Par ailleurs, plusieurs clubs marocains restent engagés sur différents fronts africains, ce qui complexifie davantage la gestion des effectifs et des infrastructures. Dans ce contexte, la demande de report de la CAN féminine apparaît, aux yeux des dirigeants marocains, comme une mesure de bon sens destinée à éviter un empilement de compétitions aux conséquences sportives et médiatiques incertaines.
🌍✨ Préserver l’image et l’ambition du football féminin africain
Du côté marocain, les autorités sportives tiennent à préciser que cette démarche ne remet nullement en cause la capacité du Royaume à accueillir l’événement.
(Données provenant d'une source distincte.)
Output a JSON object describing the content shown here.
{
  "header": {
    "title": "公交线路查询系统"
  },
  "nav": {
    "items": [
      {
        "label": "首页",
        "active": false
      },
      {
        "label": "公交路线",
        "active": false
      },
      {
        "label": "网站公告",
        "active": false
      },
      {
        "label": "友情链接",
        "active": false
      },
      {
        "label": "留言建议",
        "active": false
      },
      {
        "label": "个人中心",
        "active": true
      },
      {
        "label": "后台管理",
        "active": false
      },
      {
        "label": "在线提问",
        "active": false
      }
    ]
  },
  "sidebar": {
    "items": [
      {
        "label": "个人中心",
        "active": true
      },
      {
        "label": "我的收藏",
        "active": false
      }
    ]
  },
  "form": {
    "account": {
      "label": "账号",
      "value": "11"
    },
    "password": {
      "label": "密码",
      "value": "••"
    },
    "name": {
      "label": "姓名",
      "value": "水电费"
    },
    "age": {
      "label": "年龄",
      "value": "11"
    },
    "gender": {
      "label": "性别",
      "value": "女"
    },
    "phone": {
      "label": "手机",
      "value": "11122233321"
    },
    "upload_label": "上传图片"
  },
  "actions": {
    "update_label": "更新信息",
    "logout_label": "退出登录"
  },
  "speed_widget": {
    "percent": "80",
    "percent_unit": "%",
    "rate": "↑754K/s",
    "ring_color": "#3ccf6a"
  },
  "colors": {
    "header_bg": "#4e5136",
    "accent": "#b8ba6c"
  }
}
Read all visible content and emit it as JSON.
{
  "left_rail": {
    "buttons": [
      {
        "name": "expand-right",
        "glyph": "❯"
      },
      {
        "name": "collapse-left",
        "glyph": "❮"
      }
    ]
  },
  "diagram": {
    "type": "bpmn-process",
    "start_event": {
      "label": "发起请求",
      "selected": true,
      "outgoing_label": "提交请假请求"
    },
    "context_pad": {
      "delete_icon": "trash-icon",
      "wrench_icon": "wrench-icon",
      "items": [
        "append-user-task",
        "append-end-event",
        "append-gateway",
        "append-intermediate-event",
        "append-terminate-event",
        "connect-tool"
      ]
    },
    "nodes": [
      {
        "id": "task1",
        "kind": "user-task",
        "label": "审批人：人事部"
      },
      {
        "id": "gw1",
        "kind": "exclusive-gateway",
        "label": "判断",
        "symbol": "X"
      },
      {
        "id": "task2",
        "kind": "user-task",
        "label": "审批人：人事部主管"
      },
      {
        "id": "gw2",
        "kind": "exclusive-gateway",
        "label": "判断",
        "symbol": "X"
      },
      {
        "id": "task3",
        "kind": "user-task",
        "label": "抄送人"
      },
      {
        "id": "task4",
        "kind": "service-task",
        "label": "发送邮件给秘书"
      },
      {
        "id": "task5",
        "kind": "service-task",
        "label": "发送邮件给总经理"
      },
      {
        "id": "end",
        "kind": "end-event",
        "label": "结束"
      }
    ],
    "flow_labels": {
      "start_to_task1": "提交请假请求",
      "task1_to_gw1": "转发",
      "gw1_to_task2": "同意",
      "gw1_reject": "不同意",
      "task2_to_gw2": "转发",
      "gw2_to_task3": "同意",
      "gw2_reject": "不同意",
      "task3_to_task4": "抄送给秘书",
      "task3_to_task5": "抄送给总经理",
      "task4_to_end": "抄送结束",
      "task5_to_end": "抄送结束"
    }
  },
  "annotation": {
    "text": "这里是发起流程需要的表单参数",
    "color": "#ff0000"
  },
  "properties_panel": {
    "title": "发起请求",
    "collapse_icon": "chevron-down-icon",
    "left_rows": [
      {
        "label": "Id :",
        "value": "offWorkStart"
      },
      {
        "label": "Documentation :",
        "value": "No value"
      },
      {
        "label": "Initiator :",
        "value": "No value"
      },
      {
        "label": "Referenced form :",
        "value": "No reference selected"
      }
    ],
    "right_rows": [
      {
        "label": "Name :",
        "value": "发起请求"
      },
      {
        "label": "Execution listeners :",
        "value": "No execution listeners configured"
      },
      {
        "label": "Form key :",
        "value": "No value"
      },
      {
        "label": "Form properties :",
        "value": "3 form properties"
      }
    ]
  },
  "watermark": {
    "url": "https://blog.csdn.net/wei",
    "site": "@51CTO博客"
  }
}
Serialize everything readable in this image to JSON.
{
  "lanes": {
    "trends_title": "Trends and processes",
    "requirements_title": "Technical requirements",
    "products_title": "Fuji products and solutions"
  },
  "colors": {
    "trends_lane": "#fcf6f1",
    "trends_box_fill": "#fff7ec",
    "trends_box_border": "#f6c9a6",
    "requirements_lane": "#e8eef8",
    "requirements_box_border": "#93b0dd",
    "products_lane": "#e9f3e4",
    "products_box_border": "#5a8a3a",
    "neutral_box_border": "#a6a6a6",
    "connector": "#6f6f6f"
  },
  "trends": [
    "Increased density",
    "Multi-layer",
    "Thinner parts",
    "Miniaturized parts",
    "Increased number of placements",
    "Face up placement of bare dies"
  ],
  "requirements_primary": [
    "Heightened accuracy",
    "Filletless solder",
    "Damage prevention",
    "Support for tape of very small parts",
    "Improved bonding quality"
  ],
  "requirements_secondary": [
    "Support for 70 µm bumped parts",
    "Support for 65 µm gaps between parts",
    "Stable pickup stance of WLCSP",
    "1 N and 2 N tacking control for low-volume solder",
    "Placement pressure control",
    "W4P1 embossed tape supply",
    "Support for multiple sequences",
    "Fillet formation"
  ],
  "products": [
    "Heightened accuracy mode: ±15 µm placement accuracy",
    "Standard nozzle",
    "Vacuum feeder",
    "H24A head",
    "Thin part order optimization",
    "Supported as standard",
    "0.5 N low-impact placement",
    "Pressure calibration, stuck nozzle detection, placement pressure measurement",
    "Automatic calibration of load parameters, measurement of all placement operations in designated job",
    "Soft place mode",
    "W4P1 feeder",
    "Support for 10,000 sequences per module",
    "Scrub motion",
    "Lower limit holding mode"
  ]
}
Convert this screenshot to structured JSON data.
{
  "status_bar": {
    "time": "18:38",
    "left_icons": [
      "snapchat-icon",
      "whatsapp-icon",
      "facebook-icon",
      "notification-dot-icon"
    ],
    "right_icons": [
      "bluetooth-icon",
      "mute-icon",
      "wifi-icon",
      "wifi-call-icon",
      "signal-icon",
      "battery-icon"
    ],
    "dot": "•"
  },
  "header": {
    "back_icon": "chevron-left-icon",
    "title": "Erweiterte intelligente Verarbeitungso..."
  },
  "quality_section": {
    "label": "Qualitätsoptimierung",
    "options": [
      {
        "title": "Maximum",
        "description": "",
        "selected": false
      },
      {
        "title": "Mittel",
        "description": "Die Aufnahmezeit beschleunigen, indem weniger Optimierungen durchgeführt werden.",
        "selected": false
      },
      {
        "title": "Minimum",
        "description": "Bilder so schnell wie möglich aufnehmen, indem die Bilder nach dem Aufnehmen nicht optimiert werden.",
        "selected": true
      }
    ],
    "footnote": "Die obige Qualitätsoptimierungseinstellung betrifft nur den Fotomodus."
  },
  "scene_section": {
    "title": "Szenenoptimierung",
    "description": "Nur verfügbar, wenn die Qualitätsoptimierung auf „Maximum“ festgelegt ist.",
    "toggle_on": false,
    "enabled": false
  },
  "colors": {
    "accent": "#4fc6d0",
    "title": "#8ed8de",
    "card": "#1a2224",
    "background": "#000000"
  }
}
Bien au contraire, le Maroc insiste sur son ambition d’organiser une CAN féminine de haut niveau, conforme aux standards internationaux et à l’évolution rapide du football féminin sur le continent.
L’enjeu est aussi celui de l’affluence et de l’impact médiatique. Organiser la compétition dans une période moins saturée permettrait de mobiliser davantage le public, d’attirer les médias et de donner à la CAN féminine en Afrique la place qu’elle mérite. Rabat redoute qu’un tournoi noyé dans une accumulation de matchs perde en visibilité et en intensité, au détriment des joueuses et du spectacle proposé.
⏳🌐 Un casse-tête pour la CAF en cas d’accord
Si la CAF venait à accéder à cette demande de dernière minute, elle serait confrontée à un exercice d’équilibriste. Identifier un nouveau créneau pour une compétition d’envergure continentale implique de concilier les exigences du calendrier international de la FIFA, les contraintes des championnats nationaux et les engagements des clubs africains. Un défi logistique et politique d’autant plus délicat que la CAN féminine 2026 doit se dérouler intégralement sur le sol marocain, avec des attentes élevées en matière d’organisation et de retombées.
Cette situation illustre les tensions croissantes autour de la gestion du calendrier mondial du football, où chaque compétition cherche à trouver sa place sans empiéter sur les autres. Pour le Maroc, l’enjeu dépasse la simple question des dates : il s’agit de poser les bases d’un tournoi exemplaire, capable de renforcer durablement le rayonnement du football féminin africain.
🔮⚽ Un choix décisif pour l’avenir du tournoi
Alors que la décision finale appartient désormais aux instances continentales, la requête marocaine ouvre un débat plus large sur la structuration et la valorisation des grandes compétitions féminines en Afrique. Entre impératifs sportifs, contraintes institutionnelles et ambitions de développement, la CAN féminine se trouve à un tournant stratégique. Le choix qui sera opéré dans les prochaines semaines pourrait bien dessiner les contours des futures éditions et confirmer la place centrale du Maroc dans la dynamique du football africain féminin.